Fragment
Afvalzakken
Over het algemeen gooien mensen hun grijze afvalzakken van zestig liter in de container, maar soms heeft iemand bijvoorbeeld een blauwe afvalzak van tachtig liter welke niet of moeilijk in de afvalcontainer past. Wat te doen? Gewoon naast de container zetten. ‘Opgeruimd staat netjes’ is het gezegde, maar is dat ook zo?
De duiven, eksters en kauwen zijn er dol op en pikken zo’n zak open en halen er uit wat voor hen al of niet van gade is; zoals koffiepads, bananenschillen, uien, boterhammenzakjes, vleesverpakkingen, maandverband, wattenstaafjes, brood en al het andere. Helaas is het zo dat de vogels het niet opruimen en de hele omgeving van de afvalbakken ligt bezaaid met rommel, waar de ratten dan weer van kunnen profiteren.

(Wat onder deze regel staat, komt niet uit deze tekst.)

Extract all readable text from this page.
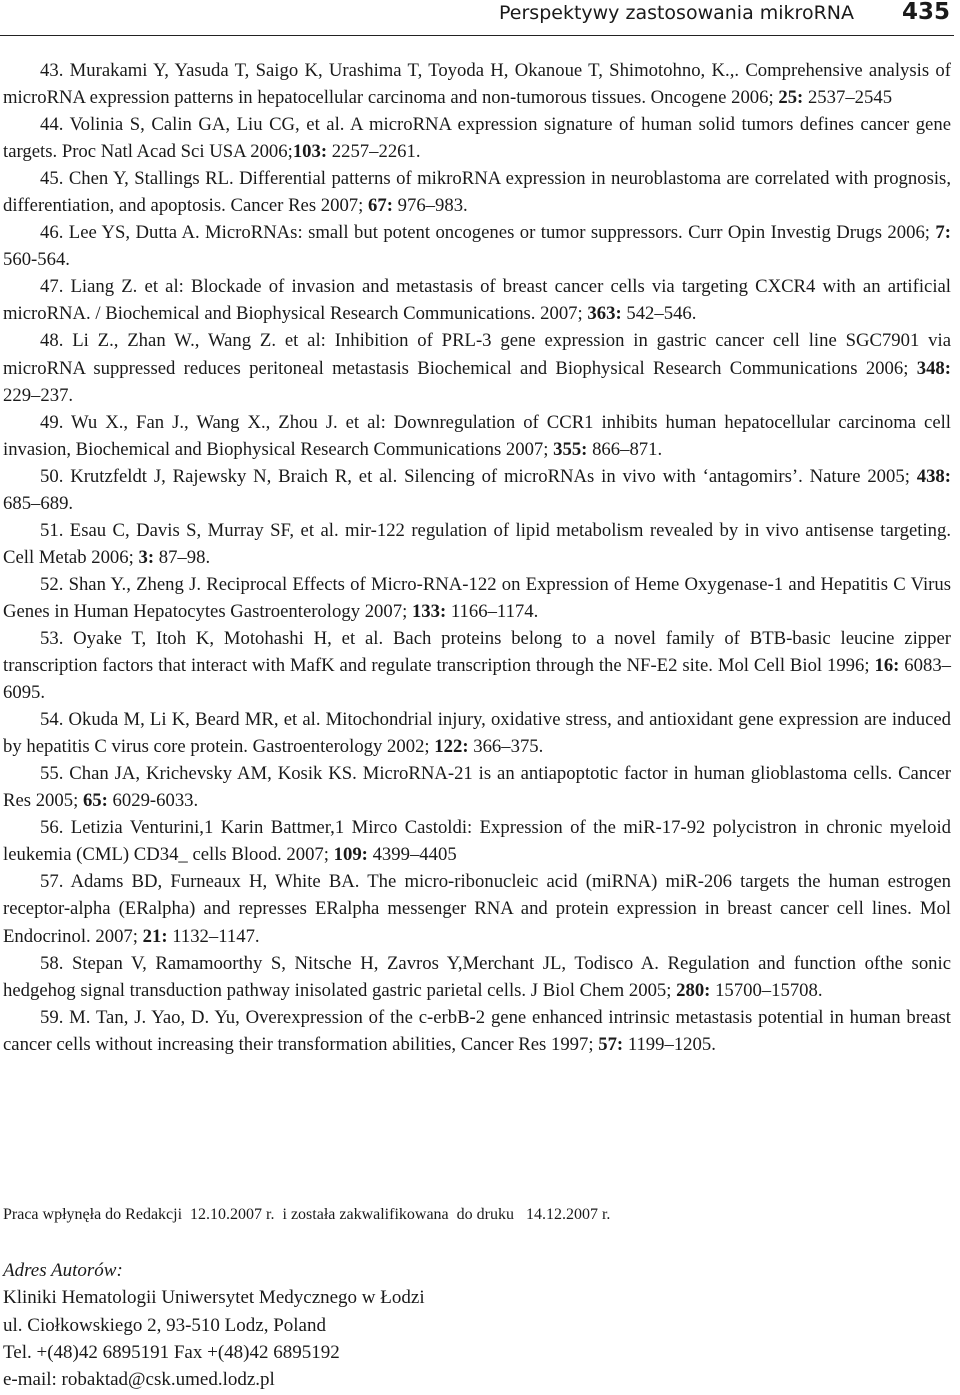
Perspektywy zastosowania mikroRNA 435

43. Murakami Y, Yasuda T, Saigo K, Urashima T, Toyoda H, Okanoue T, Shimotohno, K.,. Comprehensive analysis of microRNA expression patterns in hepatocellular carcinoma and non-tumorous tissues. Oncogene 2006; 25: 2537–2545

44. Volinia S, Calin GA, Liu CG, et al. A microRNA expression signature of human solid tumors defines cancer gene targets. Proc Natl Acad Sci USA 2006;103: 2257–2261.

45. Chen Y, Stallings RL. Differential patterns of mikroRNA expression in neuroblastoma are correlated with prognosis, differentiation, and apoptosis. Cancer Res 2007; 67: 976–983.

46. Lee YS, Dutta A. MicroRNAs: small but potent oncogenes or tumor suppressors. Curr Opin Investig Drugs 2006; 7: 560-564.

47. Liang Z. et al: Blockade of invasion and metastasis of breast cancer cells via targeting CXCR4 with an artificial microRNA. / Biochemical and Biophysical Research Communications. 2007; 363: 542–546.

48. Li Z., Zhan W., Wang Z. et al: Inhibition of PRL-3 gene expression in gastric cancer cell line SGC7901 via microRNA suppressed reduces peritoneal metastasis Biochemical and Biophysical Research Communications 2006; 348: 229–237.

49. Wu X., Fan J., Wang X., Zhou J. et al: Downregulation of CCR1 inhibits human hepatocellular carcinoma cell invasion, Biochemical and Biophysical Research Communications 2007; 355: 866–871.

50. Krutzfeldt J, Rajewsky N, Braich R, et al. Silencing of microRNAs in vivo with ‘antagomirs’. Nature 2005; 438: 685–689.

51. Esau C, Davis S, Murray SF, et al. mir-122 regulation of lipid metabolism revealed by in vivo antisense targeting. Cell Metab 2006; 3: 87–98.

52. Shan Y., Zheng J. Reciprocal Effects of Micro-RNA-122 on Expression of Heme Oxygenase-1 and Hepatitis C Virus Genes in Human Hepatocytes Gastroenterology 2007; 133: 1166–1174.

53. Oyake T, Itoh K, Motohashi H, et al. Bach proteins belong to a novel family of BTB-basic leucine zipper transcription factors that interact with MafK and regulate transcription through the NF-E2 site. Mol Cell Biol 1996; 16: 6083–6095.

54. Okuda M, Li K, Beard MR, et al. Mitochondrial injury, oxidative stress, and antioxidant gene expression are induced by hepatitis C virus core protein. Gastroenterology 2002; 122: 366–375.

55. Chan JA, Krichevsky AM, Kosik KS. MicroRNA-21 is an antiapoptotic factor in human glioblastoma cells. Cancer Res 2005; 65: 6029-6033.

56. Letizia Venturini,1 Karin Battmer,1 Mirco Castoldi: Expression of the miR-17-92 polycistron in chronic myeloid leukemia (CML) CD34_ cells Blood. 2007; 109: 4399–4405

57. Adams BD, Furneaux H, White BA. The micro-ribonucleic acid (miRNA) miR-206 targets the human estrogen receptor-alpha (ERalpha) and represses ERalpha messenger RNA and protein expression in breast cancer cell lines. Mol Endocrinol. 2007; 21: 1132–1147.

58. Stepan V, Ramamoorthy S, Nitsche H, Zavros Y,Merchant JL, Todisco A. Regulation and function ofthe sonic hedgehog signal transduction pathway inisolated gastric parietal cells. J Biol Chem 2005; 280: 15700–15708.

59. M. Tan, J. Yao, D. Yu, Overexpression of the c-erbB-2 gene enhanced intrinsic metastasis potential in human breast cancer cells without increasing their transformation abilities, Cancer Res 1997; 57: 1199–1205.

Praca wpłynęła do Redakcji  12.10.2007 r.  i została zakwalifikowana  do druku   14.12.2007 r.
Adres Autorów:
Kliniki Hematologii Uniwersytet Medycznego w Łodzi
ul. Ciołkowskiego 2, 93-510 Lodz, Poland
Tel. +(48)42 6895191 Fax +(48)42 6895192
e-mail: robaktad@csk.umed.lodz.pl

Blijkbaar weten de mensen niet dat de containers worden opgetakeld en dat het her en der liggende rommel niet opgetakeld kan worden en blijft liggen.
De gedachte rijst dan in mij op of het zoveel moeite kost om de zak in de afvalcontainer te proppen en aan te duwen of anders de zak open te maken en eerst een deel in de container te stoppen en dan de rest?
Och, misschien was het oud vrouwtje of mannetje die geen kracht genoeg had om het erin te proppen. Ik wil niet meteen het slechtste van mensen denken, komt een split-second in mijn gedachte naar boven.
Dit gebeurt allemaal in mijn geest, terwijl ik de rommel opraap. In mijn gedachten of beter gezegd mijn overtuiging moet de straat natuurlijk schoon zijn. Het leven van prikken gaat vanzelf door, het ato-moment van hier en nu prikken heeft die gedachten niet nodig, kan het missen als kiespijn in tegenstelling tot mijn ego.